In this context, Cansel Kiziltepe – Berlin’s Senator for Labor, Social Affairs, Equality, Integration, Diversity and Anti-Discrimination in the CDU-SPD Senate – holding a speech deserves criticism. The SPD politician promised that the city of Berlin would take action against illegal work and against subcontracting. Yet her own party, as a leading force in the former and current federal govrenment coalition and in Berlin’s Senate, has built one of the most inhumane asylum and migration regimes of the past decades. Kiziltepe’s party has made life significantly harder for many Lieferando workers and created the conditions for the bosses’ exploitative tactics.

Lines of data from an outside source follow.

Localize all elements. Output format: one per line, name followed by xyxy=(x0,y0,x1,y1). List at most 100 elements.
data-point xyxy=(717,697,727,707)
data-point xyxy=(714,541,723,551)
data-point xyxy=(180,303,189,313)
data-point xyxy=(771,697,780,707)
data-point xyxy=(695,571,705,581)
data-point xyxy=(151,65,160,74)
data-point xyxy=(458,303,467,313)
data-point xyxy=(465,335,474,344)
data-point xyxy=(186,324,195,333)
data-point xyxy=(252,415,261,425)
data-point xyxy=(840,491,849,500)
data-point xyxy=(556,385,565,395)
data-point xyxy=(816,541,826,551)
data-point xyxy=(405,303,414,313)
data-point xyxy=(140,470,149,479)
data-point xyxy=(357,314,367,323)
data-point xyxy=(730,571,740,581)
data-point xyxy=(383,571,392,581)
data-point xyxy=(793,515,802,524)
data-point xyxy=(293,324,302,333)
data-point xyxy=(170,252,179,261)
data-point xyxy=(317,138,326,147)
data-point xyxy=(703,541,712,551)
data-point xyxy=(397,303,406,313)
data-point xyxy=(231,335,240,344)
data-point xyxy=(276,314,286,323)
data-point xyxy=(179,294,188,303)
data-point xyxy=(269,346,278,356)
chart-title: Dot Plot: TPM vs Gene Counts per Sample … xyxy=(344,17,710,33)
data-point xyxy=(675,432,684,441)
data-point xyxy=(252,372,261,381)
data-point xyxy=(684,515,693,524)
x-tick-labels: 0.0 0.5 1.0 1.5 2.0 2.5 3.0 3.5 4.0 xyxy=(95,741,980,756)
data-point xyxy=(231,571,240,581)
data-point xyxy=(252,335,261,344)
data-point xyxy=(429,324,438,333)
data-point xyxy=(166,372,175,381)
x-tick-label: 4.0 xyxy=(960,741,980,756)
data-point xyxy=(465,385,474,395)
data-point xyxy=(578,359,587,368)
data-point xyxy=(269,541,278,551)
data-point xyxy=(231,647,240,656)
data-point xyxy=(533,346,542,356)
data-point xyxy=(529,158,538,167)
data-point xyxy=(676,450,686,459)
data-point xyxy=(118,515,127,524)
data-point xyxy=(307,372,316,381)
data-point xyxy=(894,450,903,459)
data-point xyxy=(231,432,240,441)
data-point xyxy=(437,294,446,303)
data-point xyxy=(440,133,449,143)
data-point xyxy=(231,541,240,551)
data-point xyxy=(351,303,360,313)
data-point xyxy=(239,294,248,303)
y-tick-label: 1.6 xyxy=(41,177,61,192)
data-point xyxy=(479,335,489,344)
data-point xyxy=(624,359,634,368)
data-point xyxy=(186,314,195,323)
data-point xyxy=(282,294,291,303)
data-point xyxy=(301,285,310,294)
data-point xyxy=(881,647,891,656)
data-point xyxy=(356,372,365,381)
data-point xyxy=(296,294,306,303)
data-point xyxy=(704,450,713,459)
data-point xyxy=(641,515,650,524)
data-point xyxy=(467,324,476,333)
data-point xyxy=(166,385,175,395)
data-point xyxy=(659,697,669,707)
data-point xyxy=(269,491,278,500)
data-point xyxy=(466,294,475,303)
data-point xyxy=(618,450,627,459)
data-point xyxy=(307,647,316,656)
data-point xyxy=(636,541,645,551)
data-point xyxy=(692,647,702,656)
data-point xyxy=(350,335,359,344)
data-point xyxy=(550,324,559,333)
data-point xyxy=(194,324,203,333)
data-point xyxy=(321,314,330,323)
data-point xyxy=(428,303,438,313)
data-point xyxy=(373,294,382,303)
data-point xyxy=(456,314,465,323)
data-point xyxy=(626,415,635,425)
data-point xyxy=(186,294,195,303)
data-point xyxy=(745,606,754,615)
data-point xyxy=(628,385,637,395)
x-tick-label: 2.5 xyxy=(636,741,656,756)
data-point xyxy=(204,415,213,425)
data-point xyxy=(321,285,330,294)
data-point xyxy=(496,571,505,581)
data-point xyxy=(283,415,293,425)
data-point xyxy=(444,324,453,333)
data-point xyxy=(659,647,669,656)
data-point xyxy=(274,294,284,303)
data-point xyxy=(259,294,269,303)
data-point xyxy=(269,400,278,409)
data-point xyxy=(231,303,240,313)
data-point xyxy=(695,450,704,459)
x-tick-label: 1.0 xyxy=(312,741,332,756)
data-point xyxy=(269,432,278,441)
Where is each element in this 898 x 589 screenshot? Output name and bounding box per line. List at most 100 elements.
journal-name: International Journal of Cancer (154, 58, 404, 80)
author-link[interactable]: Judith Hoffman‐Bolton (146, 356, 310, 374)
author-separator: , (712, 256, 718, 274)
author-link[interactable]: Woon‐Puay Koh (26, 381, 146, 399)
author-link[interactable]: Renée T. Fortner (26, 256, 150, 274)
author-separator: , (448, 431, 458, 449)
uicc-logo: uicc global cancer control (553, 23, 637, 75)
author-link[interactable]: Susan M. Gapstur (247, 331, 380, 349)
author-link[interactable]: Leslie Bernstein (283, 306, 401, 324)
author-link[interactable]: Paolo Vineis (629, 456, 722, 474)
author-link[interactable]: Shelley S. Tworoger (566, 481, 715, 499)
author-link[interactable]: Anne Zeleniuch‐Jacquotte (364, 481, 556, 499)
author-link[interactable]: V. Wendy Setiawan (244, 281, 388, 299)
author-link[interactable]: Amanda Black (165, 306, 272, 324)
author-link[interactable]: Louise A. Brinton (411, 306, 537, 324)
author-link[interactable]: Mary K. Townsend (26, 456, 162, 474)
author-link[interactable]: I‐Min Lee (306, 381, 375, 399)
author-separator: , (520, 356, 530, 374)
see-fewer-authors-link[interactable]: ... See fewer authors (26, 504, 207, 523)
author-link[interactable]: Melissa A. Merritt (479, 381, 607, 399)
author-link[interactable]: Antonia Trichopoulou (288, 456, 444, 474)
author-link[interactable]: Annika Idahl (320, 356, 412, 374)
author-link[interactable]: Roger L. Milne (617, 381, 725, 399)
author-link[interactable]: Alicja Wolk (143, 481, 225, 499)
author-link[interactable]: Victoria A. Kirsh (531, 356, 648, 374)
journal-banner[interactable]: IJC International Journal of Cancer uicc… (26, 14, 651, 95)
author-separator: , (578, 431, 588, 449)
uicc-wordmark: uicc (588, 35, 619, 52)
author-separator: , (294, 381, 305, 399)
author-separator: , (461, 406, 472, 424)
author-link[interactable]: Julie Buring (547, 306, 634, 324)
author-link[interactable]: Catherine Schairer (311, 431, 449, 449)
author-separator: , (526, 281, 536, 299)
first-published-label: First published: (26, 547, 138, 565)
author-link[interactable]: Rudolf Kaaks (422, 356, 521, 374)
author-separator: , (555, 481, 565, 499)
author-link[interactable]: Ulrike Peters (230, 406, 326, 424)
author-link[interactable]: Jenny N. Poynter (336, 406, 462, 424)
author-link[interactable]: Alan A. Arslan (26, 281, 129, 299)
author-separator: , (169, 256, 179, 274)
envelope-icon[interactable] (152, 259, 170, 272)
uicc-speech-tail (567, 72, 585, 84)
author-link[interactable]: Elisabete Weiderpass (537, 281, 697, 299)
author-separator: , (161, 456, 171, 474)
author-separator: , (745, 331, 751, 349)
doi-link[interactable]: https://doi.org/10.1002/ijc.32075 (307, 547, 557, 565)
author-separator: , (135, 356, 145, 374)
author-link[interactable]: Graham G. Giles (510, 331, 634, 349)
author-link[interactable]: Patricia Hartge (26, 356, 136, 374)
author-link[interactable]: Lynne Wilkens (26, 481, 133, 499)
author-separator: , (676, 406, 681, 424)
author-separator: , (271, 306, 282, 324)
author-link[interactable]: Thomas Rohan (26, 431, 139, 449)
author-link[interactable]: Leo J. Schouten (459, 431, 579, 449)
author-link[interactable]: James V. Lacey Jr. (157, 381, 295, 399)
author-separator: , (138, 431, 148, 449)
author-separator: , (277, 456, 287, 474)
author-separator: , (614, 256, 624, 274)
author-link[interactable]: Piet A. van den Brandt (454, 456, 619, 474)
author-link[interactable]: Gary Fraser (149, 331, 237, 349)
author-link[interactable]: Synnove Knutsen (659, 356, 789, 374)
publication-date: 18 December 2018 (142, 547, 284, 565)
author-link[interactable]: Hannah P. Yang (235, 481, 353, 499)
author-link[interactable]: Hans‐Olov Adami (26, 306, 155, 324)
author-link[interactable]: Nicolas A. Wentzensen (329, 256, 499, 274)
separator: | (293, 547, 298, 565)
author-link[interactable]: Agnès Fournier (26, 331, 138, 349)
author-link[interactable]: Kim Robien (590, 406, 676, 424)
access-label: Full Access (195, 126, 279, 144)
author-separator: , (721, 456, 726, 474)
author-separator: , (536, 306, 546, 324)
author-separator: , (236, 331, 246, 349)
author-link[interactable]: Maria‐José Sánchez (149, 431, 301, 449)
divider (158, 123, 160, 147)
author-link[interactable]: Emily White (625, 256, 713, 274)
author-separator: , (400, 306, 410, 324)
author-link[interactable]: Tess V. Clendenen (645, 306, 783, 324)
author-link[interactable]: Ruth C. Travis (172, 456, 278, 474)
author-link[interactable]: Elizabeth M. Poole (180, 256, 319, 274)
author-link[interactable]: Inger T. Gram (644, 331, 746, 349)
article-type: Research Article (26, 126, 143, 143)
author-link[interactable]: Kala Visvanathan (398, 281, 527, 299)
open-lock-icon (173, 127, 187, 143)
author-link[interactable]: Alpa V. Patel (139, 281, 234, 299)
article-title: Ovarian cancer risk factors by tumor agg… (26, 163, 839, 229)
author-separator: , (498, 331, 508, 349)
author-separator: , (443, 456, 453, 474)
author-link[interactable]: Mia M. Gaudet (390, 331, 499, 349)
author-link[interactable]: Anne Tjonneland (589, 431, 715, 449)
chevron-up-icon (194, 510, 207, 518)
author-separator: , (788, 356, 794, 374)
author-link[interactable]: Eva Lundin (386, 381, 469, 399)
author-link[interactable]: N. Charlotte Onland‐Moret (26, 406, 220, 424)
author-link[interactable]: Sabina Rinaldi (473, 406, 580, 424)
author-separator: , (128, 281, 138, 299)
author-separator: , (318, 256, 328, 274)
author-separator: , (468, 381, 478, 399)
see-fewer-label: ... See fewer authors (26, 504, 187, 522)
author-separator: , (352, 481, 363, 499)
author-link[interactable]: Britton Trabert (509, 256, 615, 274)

Beyond the subcontracting practices, the strikers also denounce the unrealistic delivery times they are expected to meet, often under dangerous conditions. Riders are exposed to wind, rain, and cold on their bicycles without proper protection. They are fighting for a collective agreement currently being negotiated between Lieferando and the NGG union. Among other things, it demands a starting wage of 15 euros per hour.

A 2025 Fairwork report revealed that many delivery companies – including Lieferando –  still fail to pay even the legal minimum wage.

“It’s very simple,” said one worker at the rally.  “You hire us, you pay us. We don’t need subcontracting.”

Numerous organisations and individuals showed solidarity with the striking riders. Colleagues from Denmark and Austria also joined and reported that the same exploitative patterns appear everywhere: after workers win improvements such as higher wages, companies fire them and rehire through subcontractors to undermine those union gains. They encouraged the riders to keep fighting – because only through struggle can they defend their rights. 

On Thursday, October 30, 2025, the Lieferando Workers Collective is organising an open assembly on the strike. Come by and support the riders!